Sheel serra le bras de son mari pour qu’il retire sa question. Mais Vergyl ne s’interrompit pas et Xavier poursuivit :
— Peridot était attaquée depuis une semaine avant que le plus proche groupe de combat reçoive son appel de détresse. On massacrait les colons. Les machines avaient l’intention d’écraser la colonie pour établir un Monde Synchronisé, en reconstruisant l’infrastructure afin d’installer une nouvelle copie d’Omnius.
« L’Armée du Jihad n’était guère présente dans ce secteur, si l’on excepte mon vaisseau et une poignée de soldats. Nous n’avons eu d’autre choix que de riposter : il n’était pas question de perdre une nouvelle planète. Et j’avais toute une légion de mercenaires. »
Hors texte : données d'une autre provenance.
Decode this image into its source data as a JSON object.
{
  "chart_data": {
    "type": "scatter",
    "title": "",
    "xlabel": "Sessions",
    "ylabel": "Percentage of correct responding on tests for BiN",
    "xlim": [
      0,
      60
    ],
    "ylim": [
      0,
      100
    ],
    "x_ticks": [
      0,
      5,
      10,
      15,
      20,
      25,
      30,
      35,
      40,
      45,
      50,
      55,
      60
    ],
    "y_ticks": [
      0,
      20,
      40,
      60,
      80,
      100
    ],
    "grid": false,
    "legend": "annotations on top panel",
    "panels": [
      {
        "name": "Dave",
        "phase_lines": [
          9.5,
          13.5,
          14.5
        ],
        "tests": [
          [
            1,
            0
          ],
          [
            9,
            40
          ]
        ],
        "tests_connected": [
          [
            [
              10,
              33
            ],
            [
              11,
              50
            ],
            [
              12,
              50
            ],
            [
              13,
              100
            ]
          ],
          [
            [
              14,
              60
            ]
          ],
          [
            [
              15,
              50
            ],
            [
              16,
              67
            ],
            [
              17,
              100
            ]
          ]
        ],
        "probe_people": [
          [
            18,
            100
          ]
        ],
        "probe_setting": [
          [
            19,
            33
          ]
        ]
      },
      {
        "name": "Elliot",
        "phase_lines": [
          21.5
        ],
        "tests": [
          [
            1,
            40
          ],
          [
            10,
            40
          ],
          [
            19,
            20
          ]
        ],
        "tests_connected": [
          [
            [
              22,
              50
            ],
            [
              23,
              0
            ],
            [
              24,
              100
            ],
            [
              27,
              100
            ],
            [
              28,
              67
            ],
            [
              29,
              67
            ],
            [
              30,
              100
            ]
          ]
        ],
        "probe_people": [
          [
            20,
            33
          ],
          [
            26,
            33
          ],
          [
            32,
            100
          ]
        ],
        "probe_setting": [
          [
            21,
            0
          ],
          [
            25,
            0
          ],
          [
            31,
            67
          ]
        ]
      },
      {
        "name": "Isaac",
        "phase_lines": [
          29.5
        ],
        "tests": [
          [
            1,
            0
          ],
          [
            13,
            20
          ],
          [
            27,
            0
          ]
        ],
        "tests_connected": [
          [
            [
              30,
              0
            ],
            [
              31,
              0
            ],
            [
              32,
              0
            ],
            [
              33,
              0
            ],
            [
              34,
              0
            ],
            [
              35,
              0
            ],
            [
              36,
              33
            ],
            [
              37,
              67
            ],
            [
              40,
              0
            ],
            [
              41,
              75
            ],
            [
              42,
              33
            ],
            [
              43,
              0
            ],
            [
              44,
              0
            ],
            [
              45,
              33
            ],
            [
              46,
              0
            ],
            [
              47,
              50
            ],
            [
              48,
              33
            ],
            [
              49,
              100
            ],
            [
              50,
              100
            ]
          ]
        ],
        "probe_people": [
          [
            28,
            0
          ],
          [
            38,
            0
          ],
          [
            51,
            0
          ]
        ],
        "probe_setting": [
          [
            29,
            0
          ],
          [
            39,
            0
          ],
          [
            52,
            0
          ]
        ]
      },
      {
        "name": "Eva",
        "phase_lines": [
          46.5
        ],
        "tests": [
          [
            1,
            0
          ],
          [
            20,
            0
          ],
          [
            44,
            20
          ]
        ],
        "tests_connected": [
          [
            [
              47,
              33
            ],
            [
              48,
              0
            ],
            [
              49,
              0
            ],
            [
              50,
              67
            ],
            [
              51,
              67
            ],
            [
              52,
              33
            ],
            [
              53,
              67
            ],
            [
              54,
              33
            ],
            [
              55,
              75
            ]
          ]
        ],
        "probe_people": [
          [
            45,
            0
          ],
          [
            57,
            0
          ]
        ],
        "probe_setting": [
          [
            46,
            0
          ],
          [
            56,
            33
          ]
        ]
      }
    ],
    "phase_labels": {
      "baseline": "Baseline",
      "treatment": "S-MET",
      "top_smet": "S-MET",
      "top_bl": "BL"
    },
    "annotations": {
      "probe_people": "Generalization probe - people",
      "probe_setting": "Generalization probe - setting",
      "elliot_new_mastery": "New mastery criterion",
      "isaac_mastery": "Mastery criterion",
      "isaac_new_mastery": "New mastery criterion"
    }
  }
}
— Des soldats de Ginaz ? Les meilleurs ?
— Oui, pour une part. Nous sommes intervenus plus vite que les machines ne s’y attendaient, avec force et sans merci, en utilisant tous nos moyens. Mes soldats se sont comportés comme des diables et beaucoup sont tombés au combat. Mais nous avons détruit un grand nombre de machines. Malheureusement, quand nous sommes arrivés, bien des cités avaient été ravagées et leurs habitants massacrés. Mais l’Armée du Jihad a réussi sa percée et, par miracle, nous sommes parvenus à repousser les forces ennemies.
« Plutôt que de chiffrer leurs pertes et de se retirer, comme le font habituellement les robots – ils étaient cette fois programmés pour la politique de la terre brûlée –, ils ravagèrent tout ce qui se trouvait devant eux. Ils ne laissèrent aucun survivant, aucune construction, aucune touffe d’herbe.
Sheel, la gorge serrée, dit : « C’est terrible. »
— Terrible ? fit Xavier. Je ne peux décrire ce que j’ai vu. Il ne restait que peu de colons. La Colonie de Peridot n’est pas tombée aux mains des machines, mais elle n’est plus habitable par les humains. (Il soupira.) Ce qui semble être le destin des mondes du Jihad.
— Laisse-moi combattre Omnius à tes côtés ! Il est grand temps que je participe à de vraies batailles !
Xavier Harkonnen parut s’éveiller, avec une expression désespérée :
— Non, Vergyl, tu ne peux vouloir ça ! Jamais !
Vergyl signa un contrat pour travailler sur le vaisseau de guerre du Jihad qui allait rester en cale de réparation durant deux semaines. Au moins, s’il ne pouvait partir combattre sur les terrains des planètes étrangères, il rechargeait les armes, remplaçait les boucliers Holtzman détériorés et renforçait le blindage.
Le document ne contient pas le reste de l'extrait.